After successfully graduating from Krynychne Secondary School (now Krynychne Lyceum) in 2012, she entered the I. I. Mechnikov National University of Odesa, the Faculty of Journalism, Advertising, and Publishing. In 2016, she received a bachelor's degree with honors, and in 2018, she received her master's degree with honors in journalism.
After that, she started her career in the field of media. Thus, in 2018–2019, Dana worked as a regional correspondent in Odesa for the all-Ukrainian daily socio-political newspaper “Segodnia”. And from 2019 to 2021, she was a journalist and editor of the regional newspaper “Lymanski Fakty”.
She has always been interested in public projects. In particular, in 2018, Dana became a volunteer at the civil society organization Ecoaction. She also supported environmental initiatives in Odesa, such as the projects Turning Waste into Help, City of the Future, and others.
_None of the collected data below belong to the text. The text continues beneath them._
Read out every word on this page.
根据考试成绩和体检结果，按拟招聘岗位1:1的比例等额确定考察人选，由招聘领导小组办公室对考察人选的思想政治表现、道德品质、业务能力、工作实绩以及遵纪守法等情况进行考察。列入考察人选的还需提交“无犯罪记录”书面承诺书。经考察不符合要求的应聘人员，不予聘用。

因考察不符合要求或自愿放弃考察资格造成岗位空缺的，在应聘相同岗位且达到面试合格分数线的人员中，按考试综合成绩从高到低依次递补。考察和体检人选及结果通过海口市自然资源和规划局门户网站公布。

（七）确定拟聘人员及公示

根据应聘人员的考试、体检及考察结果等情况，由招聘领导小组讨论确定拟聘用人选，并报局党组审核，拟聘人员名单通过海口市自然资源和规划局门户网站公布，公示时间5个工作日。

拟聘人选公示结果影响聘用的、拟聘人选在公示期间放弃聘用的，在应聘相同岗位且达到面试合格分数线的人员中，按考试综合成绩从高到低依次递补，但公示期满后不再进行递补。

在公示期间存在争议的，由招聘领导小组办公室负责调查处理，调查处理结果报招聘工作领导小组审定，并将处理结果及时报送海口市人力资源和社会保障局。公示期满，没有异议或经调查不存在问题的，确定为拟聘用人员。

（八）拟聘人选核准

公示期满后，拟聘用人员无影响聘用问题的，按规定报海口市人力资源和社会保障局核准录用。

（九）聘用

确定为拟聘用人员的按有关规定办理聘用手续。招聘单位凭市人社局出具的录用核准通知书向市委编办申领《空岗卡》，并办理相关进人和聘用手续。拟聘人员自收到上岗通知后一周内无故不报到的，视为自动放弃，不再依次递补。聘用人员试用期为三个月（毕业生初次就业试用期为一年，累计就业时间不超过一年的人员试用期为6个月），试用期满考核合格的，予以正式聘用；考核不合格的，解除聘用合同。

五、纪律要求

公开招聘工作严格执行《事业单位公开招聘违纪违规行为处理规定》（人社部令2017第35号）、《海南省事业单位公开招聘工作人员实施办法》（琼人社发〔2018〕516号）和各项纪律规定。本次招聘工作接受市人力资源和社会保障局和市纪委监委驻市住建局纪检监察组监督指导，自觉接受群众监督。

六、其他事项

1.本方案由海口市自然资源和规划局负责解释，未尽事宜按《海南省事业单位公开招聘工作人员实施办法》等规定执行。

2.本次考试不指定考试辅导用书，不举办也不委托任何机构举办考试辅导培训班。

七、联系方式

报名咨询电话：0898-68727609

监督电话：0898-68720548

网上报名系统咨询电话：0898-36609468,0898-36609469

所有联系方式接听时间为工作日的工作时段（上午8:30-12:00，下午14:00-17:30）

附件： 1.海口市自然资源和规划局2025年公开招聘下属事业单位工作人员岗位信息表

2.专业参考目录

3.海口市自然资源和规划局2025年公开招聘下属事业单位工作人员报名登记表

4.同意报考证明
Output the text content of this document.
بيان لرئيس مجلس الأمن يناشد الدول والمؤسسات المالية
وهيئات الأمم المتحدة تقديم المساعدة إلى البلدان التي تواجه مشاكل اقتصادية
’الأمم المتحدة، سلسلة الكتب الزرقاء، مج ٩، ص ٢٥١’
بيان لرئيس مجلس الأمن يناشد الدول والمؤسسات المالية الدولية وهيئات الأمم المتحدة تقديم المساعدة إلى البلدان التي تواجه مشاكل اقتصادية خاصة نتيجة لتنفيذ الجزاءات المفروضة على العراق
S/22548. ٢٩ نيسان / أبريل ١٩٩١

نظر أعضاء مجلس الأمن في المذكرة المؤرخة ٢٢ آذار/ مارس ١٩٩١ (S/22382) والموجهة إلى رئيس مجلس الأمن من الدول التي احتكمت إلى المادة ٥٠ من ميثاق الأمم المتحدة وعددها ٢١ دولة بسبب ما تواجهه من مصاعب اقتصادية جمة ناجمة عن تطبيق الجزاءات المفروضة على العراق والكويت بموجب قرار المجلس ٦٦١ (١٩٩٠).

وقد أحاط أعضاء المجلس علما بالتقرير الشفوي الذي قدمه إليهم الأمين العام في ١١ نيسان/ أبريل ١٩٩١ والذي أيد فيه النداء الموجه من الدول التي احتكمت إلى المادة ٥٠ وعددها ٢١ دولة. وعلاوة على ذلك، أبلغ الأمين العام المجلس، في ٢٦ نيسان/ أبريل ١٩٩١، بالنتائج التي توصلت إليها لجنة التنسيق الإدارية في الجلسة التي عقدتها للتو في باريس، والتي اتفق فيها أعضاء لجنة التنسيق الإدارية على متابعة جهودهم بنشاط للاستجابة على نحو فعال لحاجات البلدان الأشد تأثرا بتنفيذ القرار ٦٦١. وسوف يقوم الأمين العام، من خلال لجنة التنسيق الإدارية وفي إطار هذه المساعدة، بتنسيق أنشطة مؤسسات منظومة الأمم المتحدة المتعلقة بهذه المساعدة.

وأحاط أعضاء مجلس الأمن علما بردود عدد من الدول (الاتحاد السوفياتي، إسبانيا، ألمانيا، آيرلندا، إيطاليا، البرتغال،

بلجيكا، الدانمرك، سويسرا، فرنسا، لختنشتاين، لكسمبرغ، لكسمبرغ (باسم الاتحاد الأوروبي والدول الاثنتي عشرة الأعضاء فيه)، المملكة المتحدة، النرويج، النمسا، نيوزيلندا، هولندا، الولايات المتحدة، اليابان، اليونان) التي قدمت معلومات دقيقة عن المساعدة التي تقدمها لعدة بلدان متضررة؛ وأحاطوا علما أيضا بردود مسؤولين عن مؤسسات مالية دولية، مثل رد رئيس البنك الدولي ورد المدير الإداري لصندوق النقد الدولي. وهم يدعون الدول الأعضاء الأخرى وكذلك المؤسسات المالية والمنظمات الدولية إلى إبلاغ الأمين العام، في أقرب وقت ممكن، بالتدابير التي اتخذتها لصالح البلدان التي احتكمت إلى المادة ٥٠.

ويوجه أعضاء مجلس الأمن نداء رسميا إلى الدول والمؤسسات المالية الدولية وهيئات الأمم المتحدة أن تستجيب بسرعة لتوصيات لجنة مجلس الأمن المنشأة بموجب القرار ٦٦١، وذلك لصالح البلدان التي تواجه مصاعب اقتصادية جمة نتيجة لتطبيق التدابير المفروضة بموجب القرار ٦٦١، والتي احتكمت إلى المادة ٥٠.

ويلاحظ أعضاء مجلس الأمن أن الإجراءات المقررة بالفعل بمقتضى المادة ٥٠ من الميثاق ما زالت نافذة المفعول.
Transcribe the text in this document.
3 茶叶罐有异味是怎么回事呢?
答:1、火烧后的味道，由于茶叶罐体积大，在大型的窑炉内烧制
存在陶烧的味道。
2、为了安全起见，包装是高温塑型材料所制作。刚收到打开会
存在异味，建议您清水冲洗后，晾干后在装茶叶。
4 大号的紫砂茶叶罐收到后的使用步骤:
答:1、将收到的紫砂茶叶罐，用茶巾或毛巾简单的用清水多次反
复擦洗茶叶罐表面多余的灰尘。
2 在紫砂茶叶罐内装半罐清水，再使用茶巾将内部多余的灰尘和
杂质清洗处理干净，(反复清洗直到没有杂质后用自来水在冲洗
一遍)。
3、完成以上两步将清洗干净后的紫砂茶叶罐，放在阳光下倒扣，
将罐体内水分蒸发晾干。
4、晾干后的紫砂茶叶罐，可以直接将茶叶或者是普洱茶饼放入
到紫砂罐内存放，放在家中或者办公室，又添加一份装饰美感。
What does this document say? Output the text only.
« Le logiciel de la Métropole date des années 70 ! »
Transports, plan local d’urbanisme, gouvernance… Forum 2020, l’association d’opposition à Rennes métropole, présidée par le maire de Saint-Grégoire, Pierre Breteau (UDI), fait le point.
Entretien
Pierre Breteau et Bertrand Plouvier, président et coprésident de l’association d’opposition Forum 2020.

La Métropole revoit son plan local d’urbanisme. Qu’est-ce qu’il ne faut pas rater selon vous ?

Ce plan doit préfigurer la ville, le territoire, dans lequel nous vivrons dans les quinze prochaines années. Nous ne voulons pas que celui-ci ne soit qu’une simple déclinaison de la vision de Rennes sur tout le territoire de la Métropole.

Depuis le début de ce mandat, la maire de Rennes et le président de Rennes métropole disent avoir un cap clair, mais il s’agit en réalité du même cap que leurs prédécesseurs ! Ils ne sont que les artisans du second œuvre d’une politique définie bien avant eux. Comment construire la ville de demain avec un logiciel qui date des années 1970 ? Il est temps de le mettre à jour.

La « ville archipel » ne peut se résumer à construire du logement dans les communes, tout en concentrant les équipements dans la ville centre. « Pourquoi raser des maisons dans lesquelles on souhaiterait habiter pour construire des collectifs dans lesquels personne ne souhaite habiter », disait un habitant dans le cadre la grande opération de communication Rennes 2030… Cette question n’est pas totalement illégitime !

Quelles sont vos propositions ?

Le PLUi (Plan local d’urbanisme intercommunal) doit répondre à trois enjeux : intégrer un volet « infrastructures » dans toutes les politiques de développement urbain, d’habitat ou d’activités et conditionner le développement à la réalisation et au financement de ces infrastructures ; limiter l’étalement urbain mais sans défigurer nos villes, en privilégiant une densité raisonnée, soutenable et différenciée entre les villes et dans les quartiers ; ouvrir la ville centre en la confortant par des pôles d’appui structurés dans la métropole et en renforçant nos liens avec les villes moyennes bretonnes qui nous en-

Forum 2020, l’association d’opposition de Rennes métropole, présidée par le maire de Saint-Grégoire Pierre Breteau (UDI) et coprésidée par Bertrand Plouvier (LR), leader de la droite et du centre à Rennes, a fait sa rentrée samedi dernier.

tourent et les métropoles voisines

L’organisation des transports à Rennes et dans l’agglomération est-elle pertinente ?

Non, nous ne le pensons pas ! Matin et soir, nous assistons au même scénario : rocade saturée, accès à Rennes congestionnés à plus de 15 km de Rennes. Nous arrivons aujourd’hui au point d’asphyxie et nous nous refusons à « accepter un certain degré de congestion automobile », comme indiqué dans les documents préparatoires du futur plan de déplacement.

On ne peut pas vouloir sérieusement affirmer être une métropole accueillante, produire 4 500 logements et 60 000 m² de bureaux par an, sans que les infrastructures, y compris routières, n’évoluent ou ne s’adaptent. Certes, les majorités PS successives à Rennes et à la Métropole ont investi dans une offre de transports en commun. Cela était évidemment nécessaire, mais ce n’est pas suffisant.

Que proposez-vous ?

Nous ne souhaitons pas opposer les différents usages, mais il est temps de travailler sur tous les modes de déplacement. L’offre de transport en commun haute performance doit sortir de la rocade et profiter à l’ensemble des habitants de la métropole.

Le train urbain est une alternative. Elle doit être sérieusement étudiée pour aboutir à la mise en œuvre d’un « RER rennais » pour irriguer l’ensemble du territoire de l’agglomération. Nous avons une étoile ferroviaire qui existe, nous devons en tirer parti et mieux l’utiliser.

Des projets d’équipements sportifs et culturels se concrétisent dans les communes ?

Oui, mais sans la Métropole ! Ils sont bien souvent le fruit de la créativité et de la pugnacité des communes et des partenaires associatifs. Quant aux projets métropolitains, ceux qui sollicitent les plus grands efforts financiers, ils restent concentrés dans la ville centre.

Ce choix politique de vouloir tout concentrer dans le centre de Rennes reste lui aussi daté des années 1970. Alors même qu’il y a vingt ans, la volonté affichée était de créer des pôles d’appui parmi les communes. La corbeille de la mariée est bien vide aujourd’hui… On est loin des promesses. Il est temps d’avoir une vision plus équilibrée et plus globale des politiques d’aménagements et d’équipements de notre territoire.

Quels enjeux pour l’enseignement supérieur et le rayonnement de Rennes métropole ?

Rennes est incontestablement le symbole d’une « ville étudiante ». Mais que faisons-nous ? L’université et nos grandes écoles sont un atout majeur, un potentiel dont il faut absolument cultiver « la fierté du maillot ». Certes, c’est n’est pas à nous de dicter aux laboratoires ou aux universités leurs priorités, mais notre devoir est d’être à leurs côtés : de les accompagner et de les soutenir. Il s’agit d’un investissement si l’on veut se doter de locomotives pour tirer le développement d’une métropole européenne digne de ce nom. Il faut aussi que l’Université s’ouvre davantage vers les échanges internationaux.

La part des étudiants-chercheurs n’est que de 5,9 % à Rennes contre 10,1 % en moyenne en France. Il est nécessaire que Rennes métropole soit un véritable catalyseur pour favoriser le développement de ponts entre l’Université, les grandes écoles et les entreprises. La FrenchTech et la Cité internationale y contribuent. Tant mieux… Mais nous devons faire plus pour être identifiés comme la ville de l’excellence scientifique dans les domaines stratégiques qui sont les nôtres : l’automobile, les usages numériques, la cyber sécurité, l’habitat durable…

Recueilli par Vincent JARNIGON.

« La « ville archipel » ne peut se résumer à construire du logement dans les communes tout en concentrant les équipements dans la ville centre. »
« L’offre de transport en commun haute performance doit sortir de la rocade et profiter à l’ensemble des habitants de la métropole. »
In August 2019, she joined the International Volunteer Work Camp organized by DRA (now Austausch e.V.) in Sloviansk, Donetsk Oblast, as a volunteer. The project aimed to help locals and temporarily displaced citizens affected by the hostilities in eastern Ukraine, to learn about the local cultural and social life, and to create a civil society center called Drukarnia.
In 2020, she became a participant in the educational project Davai Zminy. Vykhod za Mezhi (Let's Create Changes. Go Beyond) organized by the Open Space. Due to this project, she gained general skills in creating local projects online, managing a team of volunteers, and promoting one's project on various platforms.
Also in 2020, she became a speaker at a discussion panel on “How to save the planet while shopping and how to make waste useful?” at the Opinion Festival in Sievierodonetsk, Luhansk region, which is annually organized by CF Vostok-SOS.
While working as a journalist, besides writing sociopolitical texts, Dana created materials about national minorities in the Odesa region. In fact, her interest in the culture, customs, and traditions of the peoples of southern Ukraine and her love for her native Bessarabia led her to join the team of the OKO International Ethnographic Film Festival in late 2020. She took on the responsibilities of editing the texts of posts for social media and documents and translating them into English, Ukrainian, and Bulgarian.
In addition, Dana was engaged in audiovisual translation of the films of the competition program of the II edition of OKO into Ukrainian, including Arho – The Afar Salt Trade of Northeastern Ethiopia, which won the Best Short Film category in 2021; Outside the Oranges are Blooming; Walking with Plants; Missing Girls; The Village Resists; and Another Paradise. During the III edition in 2022, she translated into Ukrainian the films Quebradilla and Nomadic Girl, the latter of which won the Best Short Film nomination.
Apart from the film festival, she also works as an editor and translator, dealing with Ukrainian, English, and Bulgarian. One of her big projects was a series of 12 documentaries called Disappearing Villages (directed and produced by Tetiana Stanieva) commissioned by the Ukrainian public broadcaster UA: Suspilne in 2021. Within this project, Dana created subtitles, translated texts from minority languages (folk songs, poems, historical information, stories of heroes, etc.) into Ukrainian, and edited them.
Currently, she continues her work as a member of the OKO team and also coordinates the work of a group of translators of the films in the IV edition of the film festival's program in Bulgarian.